Весной 18… года на склоне лесистого холма, неподалеку от реки Уабаш, катившей прозрачные воды в Огайо, отдыхали два человека. Младшему из них было не более двадцати четырех лет, и одеждой своей он походил больше на моряка, чем на охотника. На светлых курчавых волосах была надета, довольно кокетливо, низкая шляпа, обхваченная широкою лентой; плечи, которыми мог бы гордиться сам Геркулес, мощно бугрились под синею матросскою курткой; панталоны из белого холста придерживались поясом с торчащим ножом в широких кожаных ножнах. Красная фланелевая рубашка и черный шелковый галстук дополняли этот костюм; одни только шитые высокие сапоги – мокасины – указывали на то, что молодой человек был более знаком с лесной жизнью, нежели с судовой.
Рядом с ним лежал убитый медвежонок, на которого поглядывала со злобой превосходная бурая борзая, тяжело переводя дыхание и зализывая раны – победа над зверем досталась ей не даром.
Второму охотнику было лет шестьдесят. Пониже ростом и не так крепко сложен, как его спутник, но в нем не было еще ничего старческого. Глаза светились еще юношеским блеском, щеки горели здоровым румянцем. Одет он был в охотничью бумажную блузу, но вместо короткого матросского ножа у него висел сбоку длинный и широкий тесак.

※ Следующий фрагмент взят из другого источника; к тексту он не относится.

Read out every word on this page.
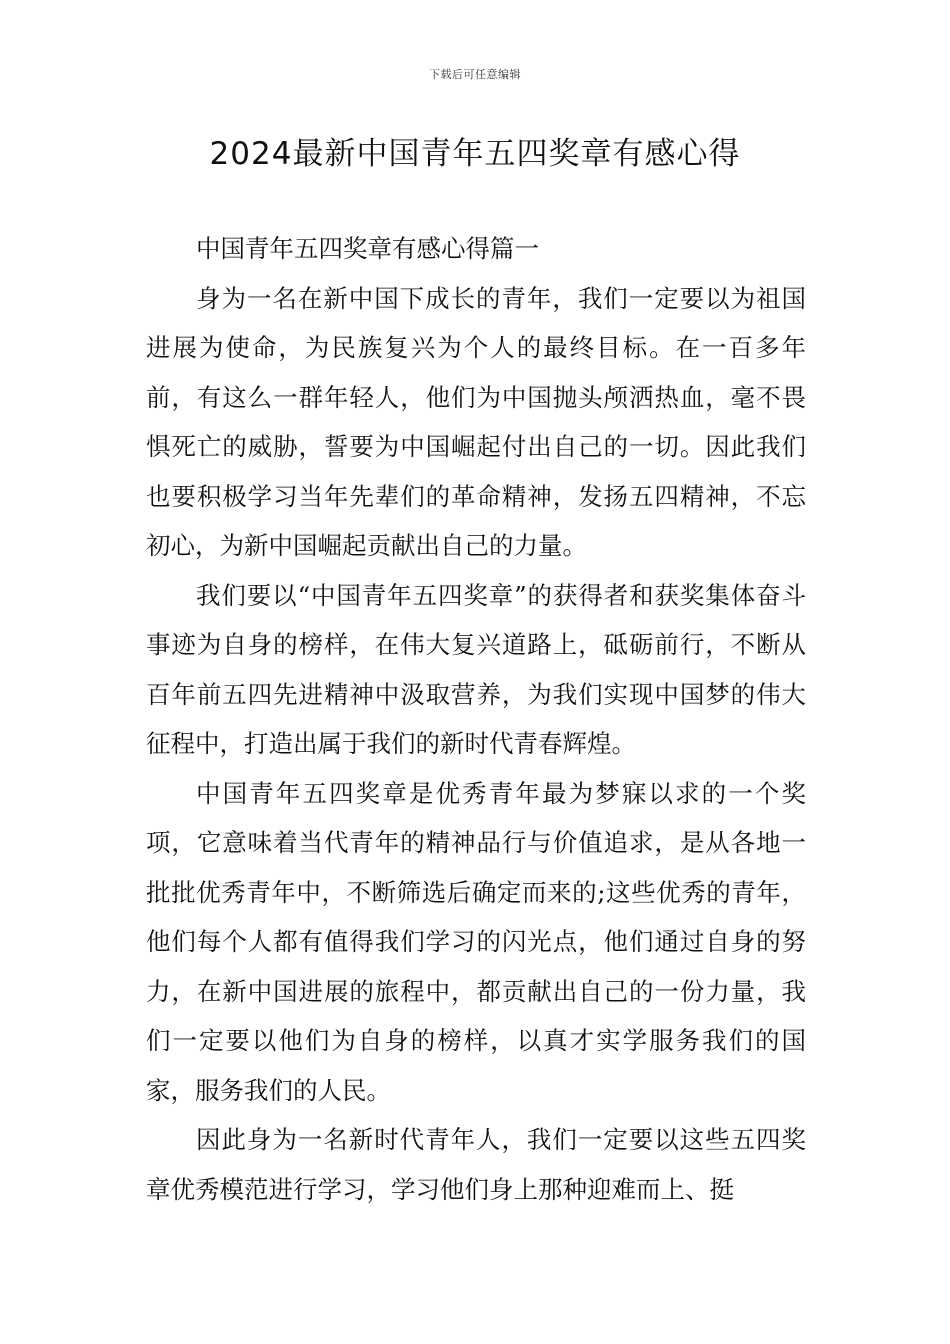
下载后可任意编辑
2024最新中国青年五四奖章有感心得

中国青年五四奖章有感心得篇一

身为一名在新中国下成长的青年，我们一定要以为祖国进展为使命，为民族复兴为个人的最终目标。在一百多年前，有这么一群年轻人，他们为中国抛头颅洒热血，毫不畏惧死亡的威胁，誓要为中国崛起付出自己的一切。因此我们也要积极学习当年先辈们的革命精神，发扬五四精神，不忘初心，为新中国崛起贡献出自己的力量。

我们要以“中国青年五四奖章”的获得者和获奖集体奋斗事迹为自身的榜样，在伟大复兴道路上，砥砺前行，不断从百年前五四先进精神中汲取营养，为我们实现中国梦的伟大征程中，打造出属于我们的新时代青春辉煌。

中国青年五四奖章是优秀青年最为梦寐以求的一个奖项，它意味着当代青年的精神品行与价值追求，是从各地一批批优秀青年中，不断筛选后确定而来的;这些优秀的青年，他们每个人都有值得我们学习的闪光点，他们通过自身的努力，在新中国进展的旅程中，都贡献出自己的一份力量，我们一定要以他们为自身的榜样，以真才实学服务我们的国家，服务我们的人民。

因此身为一名新时代青年人，我们一定要以这些五四奖章优秀模范进行学习，学习他们身上那种迎难而上、挺
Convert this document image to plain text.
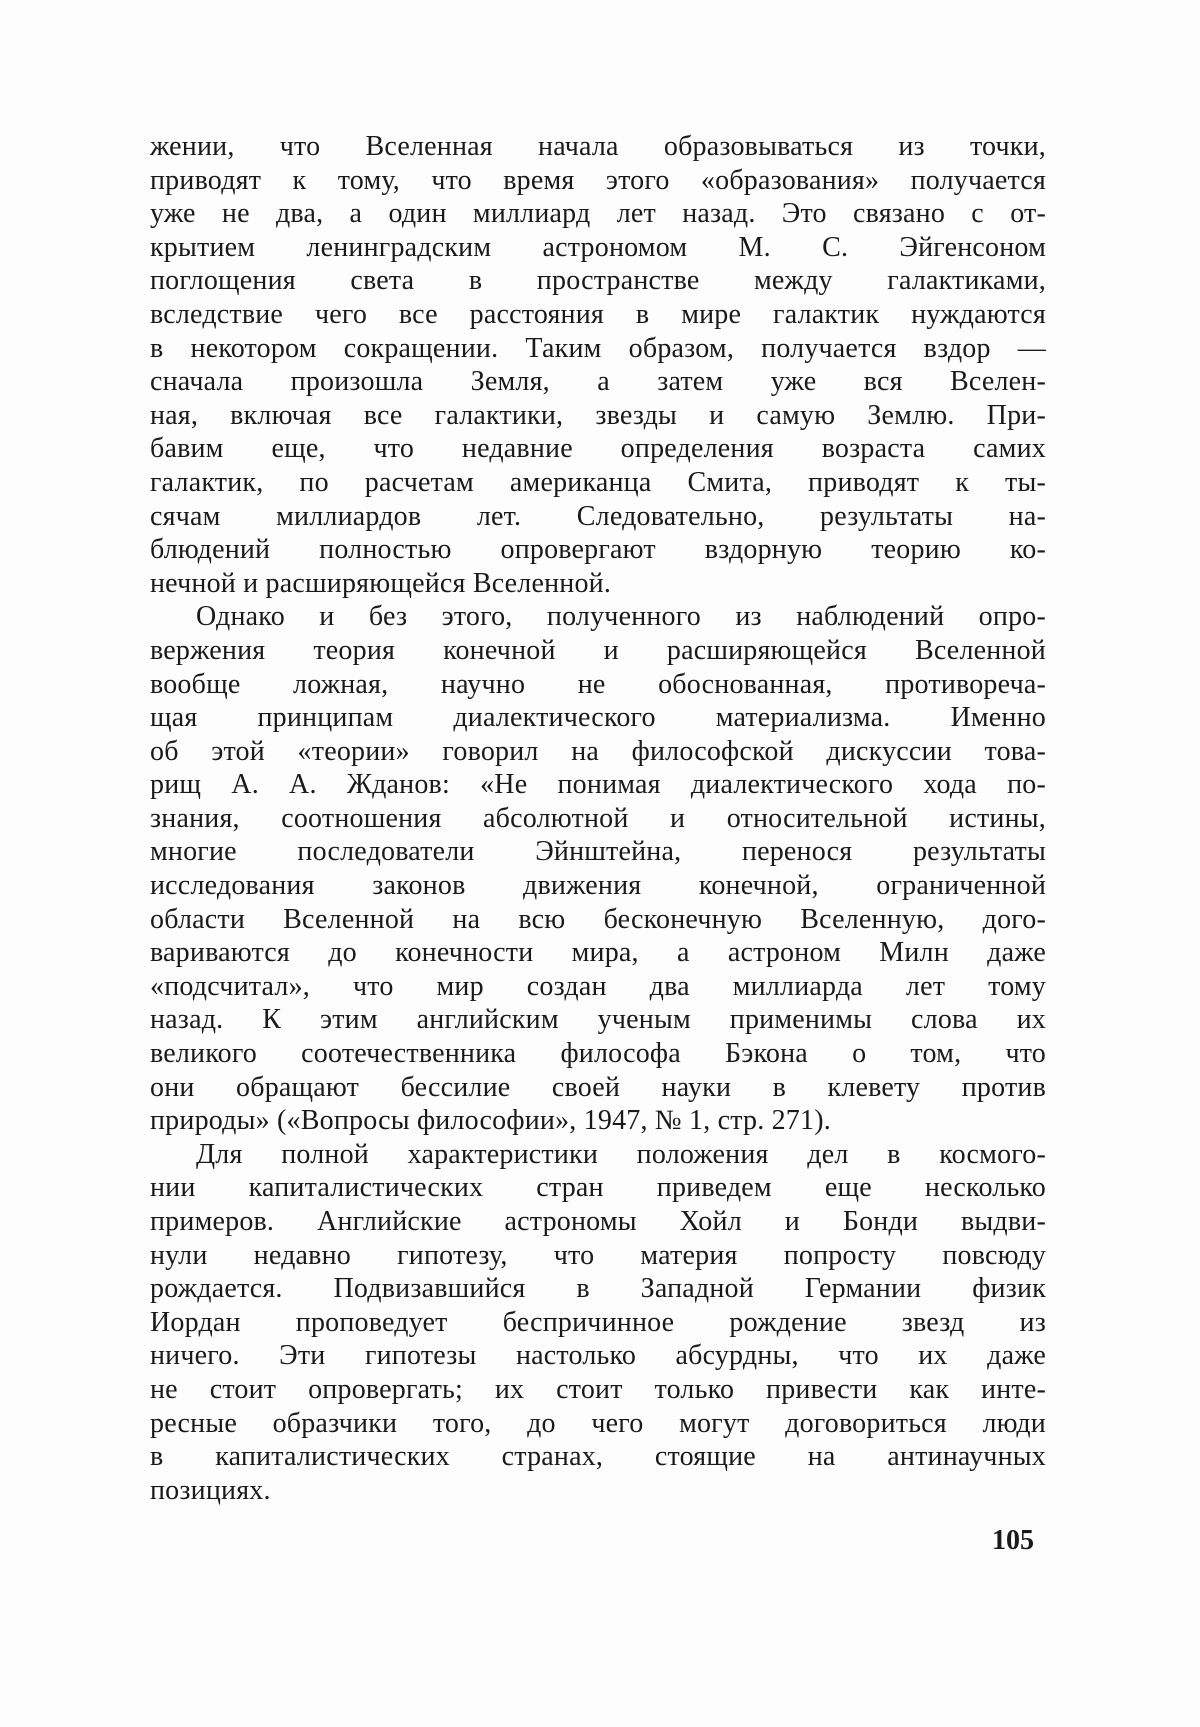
жении, что Вселенная начала образовываться из точки,
приводят к тому, что время этого «образования» получается
уже не два, а один миллиард лет назад. Это связано с от-
крытием ленинградским астрономом М. С. Эйгенсоном
поглощения света в пространстве между галактиками,
вследствие чего все расстояния в мире галактик нуждаются
в некотором сокращении. Таким образом, получается вздор —
сначала произошла Земля, а затем уже вся Вселен-
ная, включая все галактики, звезды и самую Землю. При-
бавим еще, что недавние определения возраста самих
галактик, по расчетам американца Смита, приводят к ты-
сячам миллиардов лет. Следовательно, результаты на-
блюдений полностью опровергают вздорную теорию ко-
нечной и расширяющейся Вселенной.
Однако и без этого, полученного из наблюдений опро-
вержения теория конечной и расширяющейся Вселенной
вообще ложная, научно не обоснованная, противореча-
щая принципам диалектического материализма. Именно
об этой «теории» говорил на философской дискуссии това-
рищ А. А. Жданов: «Не понимая диалектического хода по-
знания, соотношения абсолютной и относительной истины,
многие последователи Эйнштейна, перенося результаты
исследования законов движения конечной, ограниченной
области Вселенной на всю бесконечную Вселенную, дого-
вариваются до конечности мира, а астроном Милн даже
«подсчитал», что мир создан два миллиарда лет тому
назад. К этим английским ученым применимы слова их
великого соотечественника философа Бэкона о том, что
они обращают бессилие своей науки в клевету против
природы» («Вопросы философии», 1947, № 1, стр. 271).
Для полной характеристики положения дел в космого-
нии капиталистических стран приведем еще несколько
примеров. Английские астрономы Хойл и Бонди выдви-
нули недавно гипотезу, что материя попросту повсюду
рождается. Подвизавшийся в Западной Германии физик
Иордан проповедует беспричинное рождение звезд из
ничего. Эти гипотезы настолько абсурдны, что их даже
не стоит опровергать; их стоит только привести как инте-
ресные образчики того, до чего могут договориться люди
в капиталистических странах, стоящие на антинаучных
позициях.
105
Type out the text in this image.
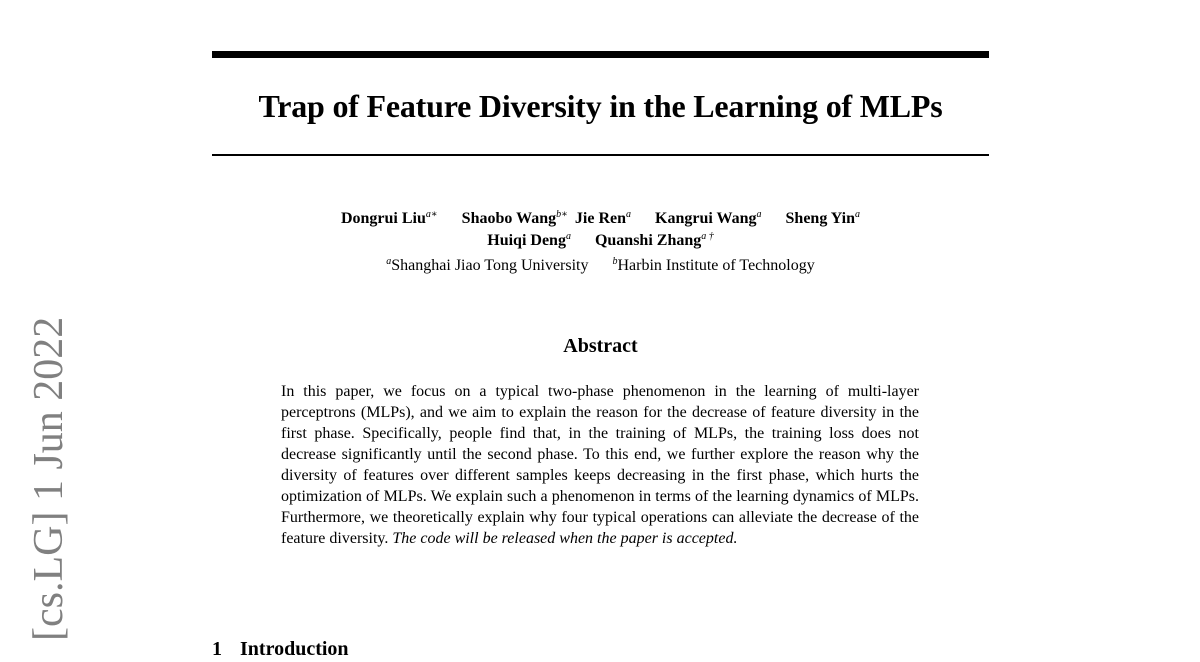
[cs.LG] 1 Jun 2022
Trap of Feature Diversity in the Learning of MLPs
Dongrui Liu$^{a∗}$ Shaobo Wang$^{b∗}$ Jie Ren$^a$ Kangrui Wang$^a$ Sheng Yin$^a$
Huiqi Deng$^a$ Quanshi Zhang$^{a \dagger}$
$^a$Shanghai Jiao Tong University $^b$Harbin Institute of Technology
Abstract
In this paper, we focus on a typical two-phase phenomenon in the learning of multi-layer perceptrons (MLPs), and we aim to explain the reason for the decrease of feature diversity in the first phase. Specifically, people find that, in the training of MLPs, the training loss does not decrease significantly until the second phase. To this end, we further explore the reason why the diversity of features over different samples keeps decreasing in the first phase, which hurts the optimization of MLPs. We explain such a phenomenon in terms of the learning dynamics of MLPs. Furthermore, we theoretically explain why four typical operations can alleviate the decrease of the feature diversity. The code will be released when the paper is accepted.
1 Introduction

– Том, – сказал он товарищу, – запаздывать здесь не годится. Солнце скоро зайдет, а нам еще далеко до реки.
– Всего километр, никак не более, – ответил молодой человек. – Но, Эджворт, как ни старались бы нанятые нами люди, им не довести сюда к вечеру нашей лодки. Они должны будут остановиться, когда начнет смеркаться, чтобы не наткнуться на какой-нибудь подводный камень или затонувший пень. Плыть по Уабашу небезопасно.
– Вы хорошо знакомы со здешнею местностью?
– Еще бы! Я охотился здесь в течение двух лет и знаю тут каждый ручеек, каждое дерево. Это было еще до того, как я познакомился с Диксоном и отправился на его шхуне в Бразилию. Бедняга! Не ожидал он себе такого конца…
– Вы не рассказывали мне подробно об этом грустном событии, Том.
– Расскажу хоть сегодня, если хотите, но прежде разведем огонь и закусим, чтобы потом выспаться хорошенько до рассвета и тогда уже пойти ждать нашу барку…
– Вы уверены, что они не пройдут мимо?
– Будьте спокойны! Билл знает, где надо пристать.
– Если так, примемся за дело! – сказал Эджворт, разводя костер из валежника, находившегося близ соседнего ручейка.
Скоро пламя охватило сухие сучья, и старик, отрезав несколько ломтей от медвежьей туши, поджаривал их на угольях.
Спутники поджидали плоскодонное судно, перевозившее товар в Новый Орлеан из поместья, принадлежавшего старому Эджворту в Индиане. На этот раз лодка была загружена виски, луком, яблоками, окороками, копченой дичиной, сушеными персиками и кукурузой. Сверх того Эджворт вез с собою порядочную сумму денег для закупки товаров, которые было трудно найти в его краях.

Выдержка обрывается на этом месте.